The longer they were stuck in the Pause, the more inclined Harry was to believe their enemy’s promise that the ordeal would only last one hour. He had a feeling, perhaps at least partly cop instinct rather than entirely wishful thinking, that Ticktock was not as all-powerful as he seemed, that there were limits to even his phenomenal abilities, and that engineering the Pause was so draining, he could not long sustain it.
The growing inner cold that troubled both him and Connie might be a sign that Ticktock was finding it increasingly difficult to exempt them from the enchantment that had stilled the rest of the world. In spite of their tormentor’s attempt to control the altered reality that he had created, perhaps Harry and Connie were gradually being transformed from movable game pieces to permanent fixtures on the game board itself.

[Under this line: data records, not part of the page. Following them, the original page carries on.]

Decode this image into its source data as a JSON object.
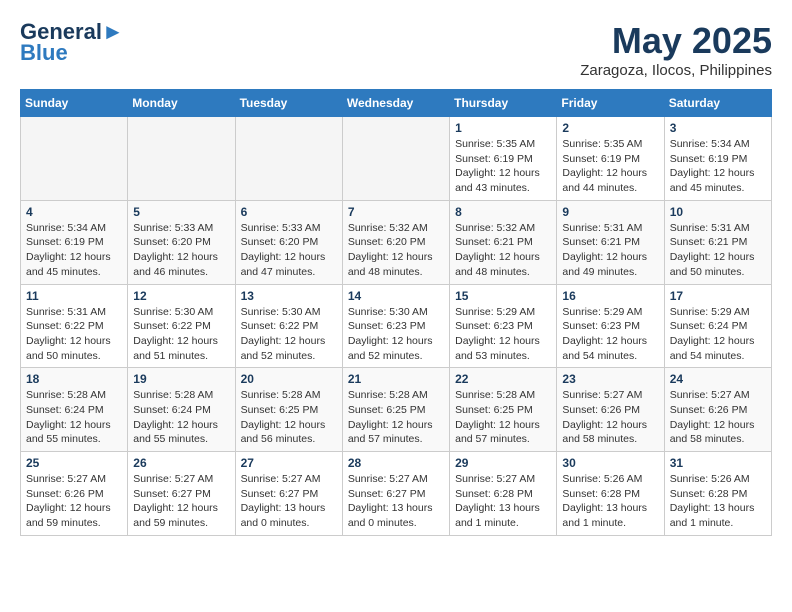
{
  "header": {
    "logo_line1": "General",
    "logo_line2": "Blue",
    "month": "May 2025",
    "location": "Zaragoza, Ilocos, Philippines"
  },
  "weekdays": [
    "Sunday",
    "Monday",
    "Tuesday",
    "Wednesday",
    "Thursday",
    "Friday",
    "Saturday"
  ],
  "weeks": [
    [
      {
        "day": "",
        "info": ""
      },
      {
        "day": "",
        "info": ""
      },
      {
        "day": "",
        "info": ""
      },
      {
        "day": "",
        "info": ""
      },
      {
        "day": "1",
        "info": "Sunrise: 5:35 AM\nSunset: 6:19 PM\nDaylight: 12 hours\nand 43 minutes."
      },
      {
        "day": "2",
        "info": "Sunrise: 5:35 AM\nSunset: 6:19 PM\nDaylight: 12 hours\nand 44 minutes."
      },
      {
        "day": "3",
        "info": "Sunrise: 5:34 AM\nSunset: 6:19 PM\nDaylight: 12 hours\nand 45 minutes."
      }
    ],
    [
      {
        "day": "4",
        "info": "Sunrise: 5:34 AM\nSunset: 6:19 PM\nDaylight: 12 hours\nand 45 minutes."
      },
      {
        "day": "5",
        "info": "Sunrise: 5:33 AM\nSunset: 6:20 PM\nDaylight: 12 hours\nand 46 minutes."
      },
      {
        "day": "6",
        "info": "Sunrise: 5:33 AM\nSunset: 6:20 PM\nDaylight: 12 hours\nand 47 minutes."
      },
      {
        "day": "7",
        "info": "Sunrise: 5:32 AM\nSunset: 6:20 PM\nDaylight: 12 hours\nand 48 minutes."
      },
      {
        "day": "8",
        "info": "Sunrise: 5:32 AM\nSunset: 6:21 PM\nDaylight: 12 hours\nand 48 minutes."
      },
      {
        "day": "9",
        "info": "Sunrise: 5:31 AM\nSunset: 6:21 PM\nDaylight: 12 hours\nand 49 minutes."
      },
      {
        "day": "10",
        "info": "Sunrise: 5:31 AM\nSunset: 6:21 PM\nDaylight: 12 hours\nand 50 minutes."
      }
    ],
    [
      {
        "day": "11",
        "info": "Sunrise: 5:31 AM\nSunset: 6:22 PM\nDaylight: 12 hours\nand 50 minutes."
      },
      {
        "day": "12",
        "info": "Sunrise: 5:30 AM\nSunset: 6:22 PM\nDaylight: 12 hours\nand 51 minutes."
      },
      {
        "day": "13",
        "info": "Sunrise: 5:30 AM\nSunset: 6:22 PM\nDaylight: 12 hours\nand 52 minutes."
      },
      {
        "day": "14",
        "info": "Sunrise: 5:30 AM\nSunset: 6:23 PM\nDaylight: 12 hours\nand 52 minutes."
      },
      {
        "day": "15",
        "info": "Sunrise: 5:29 AM\nSunset: 6:23 PM\nDaylight: 12 hours\nand 53 minutes."
      },
      {
        "day": "16",
        "info": "Sunrise: 5:29 AM\nSunset: 6:23 PM\nDaylight: 12 hours\nand 54 minutes."
      },
      {
        "day": "17",
        "info": "Sunrise: 5:29 AM\nSunset: 6:24 PM\nDaylight: 12 hours\nand 54 minutes."
      }
    ],
    [
      {
        "day": "18",
        "info": "Sunrise: 5:28 AM\nSunset: 6:24 PM\nDaylight: 12 hours\nand 55 minutes."
      },
      {
        "day": "19",
        "info": "Sunrise: 5:28 AM\nSunset: 6:24 PM\nDaylight: 12 hours\nand 55 minutes."
      },
      {
        "day": "20",
        "info": "Sunrise: 5:28 AM\nSunset: 6:25 PM\nDaylight: 12 hours\nand 56 minutes."
      },
      {
        "day": "21",
        "info": "Sunrise: 5:28 AM\nSunset: 6:25 PM\nDaylight: 12 hours\nand 57 minutes."
      },
      {
        "day": "22",
        "info": "Sunrise: 5:28 AM\nSunset: 6:25 PM\nDaylight: 12 hours\nand 57 minutes."
      },
      {
        "day": "23",
        "info": "Sunrise: 5:27 AM\nSunset: 6:26 PM\nDaylight: 12 hours\nand 58 minutes."
      },
      {
        "day": "24",
        "info": "Sunrise: 5:27 AM\nSunset: 6:26 PM\nDaylight: 12 hours\nand 58 minutes."
      }
    ],
    [
      {
        "day": "25",
        "info": "Sunrise: 5:27 AM\nSunset: 6:26 PM\nDaylight: 12 hours\nand 59 minutes."
      },
      {
        "day": "26",
        "info": "Sunrise: 5:27 AM\nSunset: 6:27 PM\nDaylight: 12 hours\nand 59 minutes."
      },
      {
        "day": "27",
        "info": "Sunrise: 5:27 AM\nSunset: 6:27 PM\nDaylight: 13 hours\nand 0 minutes."
      },
      {
        "day": "28",
        "info": "Sunrise: 5:27 AM\nSunset: 6:27 PM\nDaylight: 13 hours\nand 0 minutes."
      },
      {
        "day": "29",
        "info": "Sunrise: 5:27 AM\nSunset: 6:28 PM\nDaylight: 13 hours\nand 1 minute."
      },
      {
        "day": "30",
        "info": "Sunrise: 5:26 AM\nSunset: 6:28 PM\nDaylight: 13 hours\nand 1 minute."
      },
      {
        "day": "31",
        "info": "Sunrise: 5:26 AM\nSunset: 6:28 PM\nDaylight: 13 hours\nand 1 minute."
      }
    ]
  ]
}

He remembered the shock of hearing the gravelly voice speak to him out of his car radio last evening, when he had been speeding between his burning condo in Irvine and Connie’s apartment in Costa Mesa. But until now he had not realized the importance of the words the golem-vagrant had spoken: Gotta rest now, hero… gotta rest… tired… a little nap…. More had been said, mostly threats, the raspy voice gradually fading into static, silence. However, Harry suddenly understood that the most important thing about the incident was not the fact that Ticktock could somehow control the ether and speak to him out of a radio, but the revelation that even this being of godlike abilities had limits and needed periodic rest like any ordinary mortal.